Em 2014, lança Eduardo à Presidência da República e mostra que é possível crescer sem fazer concessões políticas e ideológicas, num momento em que as esquerdas do Brasil buscavam (e ainda buscam) novos caminhos, novas formas de caminhar, novas referências éticas e políticas. O PSB apresentou ao Brasil um novo projeto de país e passou a protagonizar e conduzir o processo de renovação e o faz pela esquerda.

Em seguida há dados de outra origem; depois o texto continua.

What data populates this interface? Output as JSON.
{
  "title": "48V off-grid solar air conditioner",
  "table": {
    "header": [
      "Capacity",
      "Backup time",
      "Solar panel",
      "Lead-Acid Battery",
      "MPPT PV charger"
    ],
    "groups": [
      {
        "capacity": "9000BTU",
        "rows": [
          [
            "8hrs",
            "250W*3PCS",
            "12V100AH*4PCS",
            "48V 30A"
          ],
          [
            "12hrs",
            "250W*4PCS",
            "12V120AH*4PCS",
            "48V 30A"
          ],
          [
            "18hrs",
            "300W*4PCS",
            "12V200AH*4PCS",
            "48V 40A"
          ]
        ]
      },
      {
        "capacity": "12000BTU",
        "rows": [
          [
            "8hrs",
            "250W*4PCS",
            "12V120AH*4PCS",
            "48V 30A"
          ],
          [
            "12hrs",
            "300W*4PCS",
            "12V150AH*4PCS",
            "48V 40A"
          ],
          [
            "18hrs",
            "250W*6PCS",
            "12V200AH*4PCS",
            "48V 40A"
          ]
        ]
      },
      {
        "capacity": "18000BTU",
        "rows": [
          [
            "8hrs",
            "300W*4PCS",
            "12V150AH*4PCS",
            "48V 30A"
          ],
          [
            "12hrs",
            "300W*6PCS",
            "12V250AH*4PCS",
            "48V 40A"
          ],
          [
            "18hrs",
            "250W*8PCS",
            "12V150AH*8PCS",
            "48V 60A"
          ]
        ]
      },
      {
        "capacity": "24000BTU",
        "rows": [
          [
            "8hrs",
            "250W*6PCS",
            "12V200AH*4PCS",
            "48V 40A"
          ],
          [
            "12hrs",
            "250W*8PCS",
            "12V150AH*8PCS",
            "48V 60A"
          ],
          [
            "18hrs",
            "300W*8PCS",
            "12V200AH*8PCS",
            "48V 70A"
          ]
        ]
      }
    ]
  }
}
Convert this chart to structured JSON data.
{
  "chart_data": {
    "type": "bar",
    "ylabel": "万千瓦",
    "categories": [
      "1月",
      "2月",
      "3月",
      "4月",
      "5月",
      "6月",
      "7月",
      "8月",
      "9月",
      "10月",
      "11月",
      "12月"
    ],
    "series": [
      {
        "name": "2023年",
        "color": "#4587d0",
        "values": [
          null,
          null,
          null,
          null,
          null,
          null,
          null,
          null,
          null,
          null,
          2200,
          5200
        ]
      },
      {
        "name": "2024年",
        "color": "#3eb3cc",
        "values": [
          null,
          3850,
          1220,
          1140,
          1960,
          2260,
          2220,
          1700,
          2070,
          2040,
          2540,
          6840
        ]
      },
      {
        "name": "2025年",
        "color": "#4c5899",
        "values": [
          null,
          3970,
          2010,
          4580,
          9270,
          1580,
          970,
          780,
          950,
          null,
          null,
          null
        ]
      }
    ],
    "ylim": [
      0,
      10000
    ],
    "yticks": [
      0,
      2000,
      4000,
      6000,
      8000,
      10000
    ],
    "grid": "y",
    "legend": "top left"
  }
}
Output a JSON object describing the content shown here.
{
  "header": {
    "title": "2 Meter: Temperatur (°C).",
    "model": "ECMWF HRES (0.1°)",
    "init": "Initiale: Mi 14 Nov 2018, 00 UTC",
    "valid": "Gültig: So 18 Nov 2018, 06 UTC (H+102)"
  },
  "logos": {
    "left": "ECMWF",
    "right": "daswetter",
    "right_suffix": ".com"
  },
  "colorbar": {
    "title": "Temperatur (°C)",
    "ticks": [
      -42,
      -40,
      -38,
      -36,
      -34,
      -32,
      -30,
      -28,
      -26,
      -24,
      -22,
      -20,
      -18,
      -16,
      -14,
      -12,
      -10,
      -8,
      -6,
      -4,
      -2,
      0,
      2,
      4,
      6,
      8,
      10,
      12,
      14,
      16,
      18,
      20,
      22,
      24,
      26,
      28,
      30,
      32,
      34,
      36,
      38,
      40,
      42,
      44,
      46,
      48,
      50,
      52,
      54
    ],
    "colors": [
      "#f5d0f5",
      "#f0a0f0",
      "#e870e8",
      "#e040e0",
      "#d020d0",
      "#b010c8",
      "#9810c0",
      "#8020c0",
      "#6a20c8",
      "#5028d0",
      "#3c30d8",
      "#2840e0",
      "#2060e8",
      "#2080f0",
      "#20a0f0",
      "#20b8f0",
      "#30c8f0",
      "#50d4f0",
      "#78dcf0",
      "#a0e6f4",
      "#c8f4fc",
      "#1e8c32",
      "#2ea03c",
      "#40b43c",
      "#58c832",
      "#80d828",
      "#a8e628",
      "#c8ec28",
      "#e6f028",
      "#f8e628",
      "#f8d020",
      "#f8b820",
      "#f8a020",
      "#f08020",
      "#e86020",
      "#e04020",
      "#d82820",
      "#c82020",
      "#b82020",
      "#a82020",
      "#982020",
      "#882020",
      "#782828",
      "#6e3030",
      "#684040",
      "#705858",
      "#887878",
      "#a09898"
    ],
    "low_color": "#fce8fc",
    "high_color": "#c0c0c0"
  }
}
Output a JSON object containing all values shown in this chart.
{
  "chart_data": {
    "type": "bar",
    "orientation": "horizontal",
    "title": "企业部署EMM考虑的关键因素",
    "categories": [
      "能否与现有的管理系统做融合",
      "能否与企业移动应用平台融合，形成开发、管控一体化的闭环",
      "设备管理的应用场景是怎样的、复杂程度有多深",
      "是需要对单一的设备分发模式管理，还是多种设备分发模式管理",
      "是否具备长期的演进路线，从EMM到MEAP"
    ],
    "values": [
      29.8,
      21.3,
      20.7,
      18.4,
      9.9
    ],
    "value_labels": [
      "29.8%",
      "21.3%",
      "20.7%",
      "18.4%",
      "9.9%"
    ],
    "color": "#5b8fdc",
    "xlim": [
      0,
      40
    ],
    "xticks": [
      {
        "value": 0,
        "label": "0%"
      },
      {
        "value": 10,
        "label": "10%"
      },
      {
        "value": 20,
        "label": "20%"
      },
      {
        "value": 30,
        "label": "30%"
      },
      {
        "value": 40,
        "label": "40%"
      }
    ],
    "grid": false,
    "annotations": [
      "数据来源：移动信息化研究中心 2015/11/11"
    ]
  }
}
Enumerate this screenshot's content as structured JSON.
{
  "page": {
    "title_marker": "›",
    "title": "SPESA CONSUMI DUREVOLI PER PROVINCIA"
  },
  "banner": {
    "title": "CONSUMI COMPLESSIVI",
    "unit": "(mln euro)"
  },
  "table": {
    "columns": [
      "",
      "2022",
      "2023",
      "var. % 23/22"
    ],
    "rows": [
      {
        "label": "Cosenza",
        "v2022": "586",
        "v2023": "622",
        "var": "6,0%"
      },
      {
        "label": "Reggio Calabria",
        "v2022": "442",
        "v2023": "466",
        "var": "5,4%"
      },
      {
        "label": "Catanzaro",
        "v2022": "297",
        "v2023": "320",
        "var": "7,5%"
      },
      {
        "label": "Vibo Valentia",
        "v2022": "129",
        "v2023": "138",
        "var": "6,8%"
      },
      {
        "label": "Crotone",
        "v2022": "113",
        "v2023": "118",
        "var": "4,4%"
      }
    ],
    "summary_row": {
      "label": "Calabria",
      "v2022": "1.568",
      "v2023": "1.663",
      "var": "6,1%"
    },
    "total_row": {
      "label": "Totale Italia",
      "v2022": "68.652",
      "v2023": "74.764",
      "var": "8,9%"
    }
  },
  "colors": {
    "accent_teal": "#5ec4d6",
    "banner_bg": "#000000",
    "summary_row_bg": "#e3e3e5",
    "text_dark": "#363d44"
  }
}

O PSB permanece na esquerda, permanece progressista e comprometido com a construção de um projeto democrático e popular, de um Brasil cada vez mais soberano, economicamente próspero, politicamente democrático, socialmente justo, culturalmente diverso, ambientalmente sustentável. 


Afinal, somos a Esquerda Democrática! Esquerda sim! Esquerda sempre!